というのも、だれがみてもサッカーの実力からすれば、この大会のチャンピオンは欧州王者(今年はバルセロナ)なのである。その本命が勝ってしまえば、話題性は皆無。日本のメディアは試合内容よりも、地球の裏側からやってきたリバープレートの大応援団に向けられた。
世界選抜vsアルゼンチン・ウルグアイ国内組混成軍
決勝戦は欧州vs南米。欧州王者バルセロナはいってみれば、世界選抜。南米出身のメッシ(アルゼンチン)、スワレス(ウルグアイ)、ネイマール(ブラジル)の強力攻撃陣がなかでも光り輝く。欧州王者にもかかわらず、中心選手が南米人という皮肉。一方の南米王者リバープレートは、アルゼンチンとウルグアイの国内組混成部隊といった様相。世界のサッカー市場がいまのように欧州偏重になる以前、欧州vs南米が第三国(日本)で対決する「トヨタカップ」の時代は決戦の緊張が漲っていたが、近年のクラブワールドカップにおいてはそれも薄らいで久しい。大会の存在意義は見出しにくい。
TV中継の勘違いにとダサさに辟易
この大会は読売系TVで地上波中継されたが、その中継もダサい。出演者が揃いの虹色マフラーを着用して登場するのだが、これはLGBT社会運動の象徴カラー。筆者はLGBT社会運動に偏見はないが、サッカー中継には違和感がある。進行役キャラクターの金髪君にも違和感。スポーツ中継に奇妙な演出は不要である。
広島よ、ACLを勝ち抜いて大会出場を果たせ
最後に、前出の広島に一言。開催国枠による出場ではなく、ACLを勝ち抜いて、アジア王者として大会に出場してほしかった。広島のいまのチーム力ではたして、他国開催の本大会において3位に勝ち進めたであろうか。

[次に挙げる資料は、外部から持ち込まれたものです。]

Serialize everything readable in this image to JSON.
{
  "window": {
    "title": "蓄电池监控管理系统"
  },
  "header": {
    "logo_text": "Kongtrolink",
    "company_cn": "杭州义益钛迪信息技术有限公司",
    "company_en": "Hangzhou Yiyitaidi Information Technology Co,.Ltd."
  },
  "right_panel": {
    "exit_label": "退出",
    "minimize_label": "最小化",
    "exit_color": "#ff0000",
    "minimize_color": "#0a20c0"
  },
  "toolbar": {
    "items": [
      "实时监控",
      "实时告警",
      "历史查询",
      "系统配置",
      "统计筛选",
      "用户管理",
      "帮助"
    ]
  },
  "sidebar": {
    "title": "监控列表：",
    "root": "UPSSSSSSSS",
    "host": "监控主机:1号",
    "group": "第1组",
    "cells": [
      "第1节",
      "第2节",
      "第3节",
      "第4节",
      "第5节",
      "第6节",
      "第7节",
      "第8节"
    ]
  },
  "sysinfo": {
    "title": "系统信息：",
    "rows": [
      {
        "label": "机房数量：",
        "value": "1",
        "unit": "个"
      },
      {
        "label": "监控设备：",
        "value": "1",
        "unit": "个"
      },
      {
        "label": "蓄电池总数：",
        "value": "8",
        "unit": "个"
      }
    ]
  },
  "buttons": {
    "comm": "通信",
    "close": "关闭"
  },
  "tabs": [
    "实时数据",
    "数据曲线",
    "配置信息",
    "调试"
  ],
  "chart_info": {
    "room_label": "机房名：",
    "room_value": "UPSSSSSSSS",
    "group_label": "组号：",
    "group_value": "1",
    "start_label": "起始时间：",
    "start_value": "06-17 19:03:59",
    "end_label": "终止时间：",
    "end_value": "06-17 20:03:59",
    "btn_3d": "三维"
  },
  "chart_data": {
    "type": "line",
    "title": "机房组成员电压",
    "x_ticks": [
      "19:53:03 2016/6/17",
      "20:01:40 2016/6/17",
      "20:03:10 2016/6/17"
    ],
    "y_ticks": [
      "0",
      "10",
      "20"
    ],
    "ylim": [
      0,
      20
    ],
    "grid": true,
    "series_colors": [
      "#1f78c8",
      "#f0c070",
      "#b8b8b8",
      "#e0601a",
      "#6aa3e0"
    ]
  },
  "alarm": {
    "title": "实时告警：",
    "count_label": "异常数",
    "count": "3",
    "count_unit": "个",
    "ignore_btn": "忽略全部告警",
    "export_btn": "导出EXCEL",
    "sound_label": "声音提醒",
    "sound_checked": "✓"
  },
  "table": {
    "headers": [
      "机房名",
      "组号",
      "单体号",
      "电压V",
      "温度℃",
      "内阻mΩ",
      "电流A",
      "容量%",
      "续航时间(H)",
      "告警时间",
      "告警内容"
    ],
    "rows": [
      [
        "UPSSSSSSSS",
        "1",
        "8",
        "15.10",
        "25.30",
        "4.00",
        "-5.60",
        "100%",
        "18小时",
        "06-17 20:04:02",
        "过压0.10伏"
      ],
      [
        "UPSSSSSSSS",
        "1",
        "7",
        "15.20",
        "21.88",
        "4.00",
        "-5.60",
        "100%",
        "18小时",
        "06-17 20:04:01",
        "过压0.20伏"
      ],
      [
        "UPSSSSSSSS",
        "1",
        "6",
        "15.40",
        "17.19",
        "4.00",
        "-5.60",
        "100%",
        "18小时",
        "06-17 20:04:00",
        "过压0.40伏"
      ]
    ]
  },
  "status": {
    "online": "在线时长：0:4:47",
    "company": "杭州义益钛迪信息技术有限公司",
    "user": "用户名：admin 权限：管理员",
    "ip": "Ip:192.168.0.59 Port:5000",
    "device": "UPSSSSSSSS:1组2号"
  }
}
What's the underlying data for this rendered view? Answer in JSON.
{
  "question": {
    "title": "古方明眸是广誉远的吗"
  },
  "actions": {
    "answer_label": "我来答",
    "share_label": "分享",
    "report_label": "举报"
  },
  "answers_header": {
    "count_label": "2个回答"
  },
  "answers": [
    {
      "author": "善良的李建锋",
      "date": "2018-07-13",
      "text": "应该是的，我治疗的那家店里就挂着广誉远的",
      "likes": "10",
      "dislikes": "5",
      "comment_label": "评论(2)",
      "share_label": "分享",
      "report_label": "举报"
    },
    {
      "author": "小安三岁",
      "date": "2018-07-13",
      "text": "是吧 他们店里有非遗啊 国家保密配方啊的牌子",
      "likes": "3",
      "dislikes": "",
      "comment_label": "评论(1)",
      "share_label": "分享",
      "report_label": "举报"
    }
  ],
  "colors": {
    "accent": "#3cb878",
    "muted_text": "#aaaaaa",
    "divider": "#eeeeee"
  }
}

3位決定戦の相手、広州は、バルセロナに0−3で惨敗した後の消化試合。彼らの目的も、バルセロナと試合をすることだったようだ。とりわけ、南米出身選手のモチベーションは低いように感じられた。フェリペが彼らを後半、引っ込めたのは、そこを見て取ったからだろう。そんな相手に勝った広島を、だから貶めるつもりもないし、称賛するつもりもない。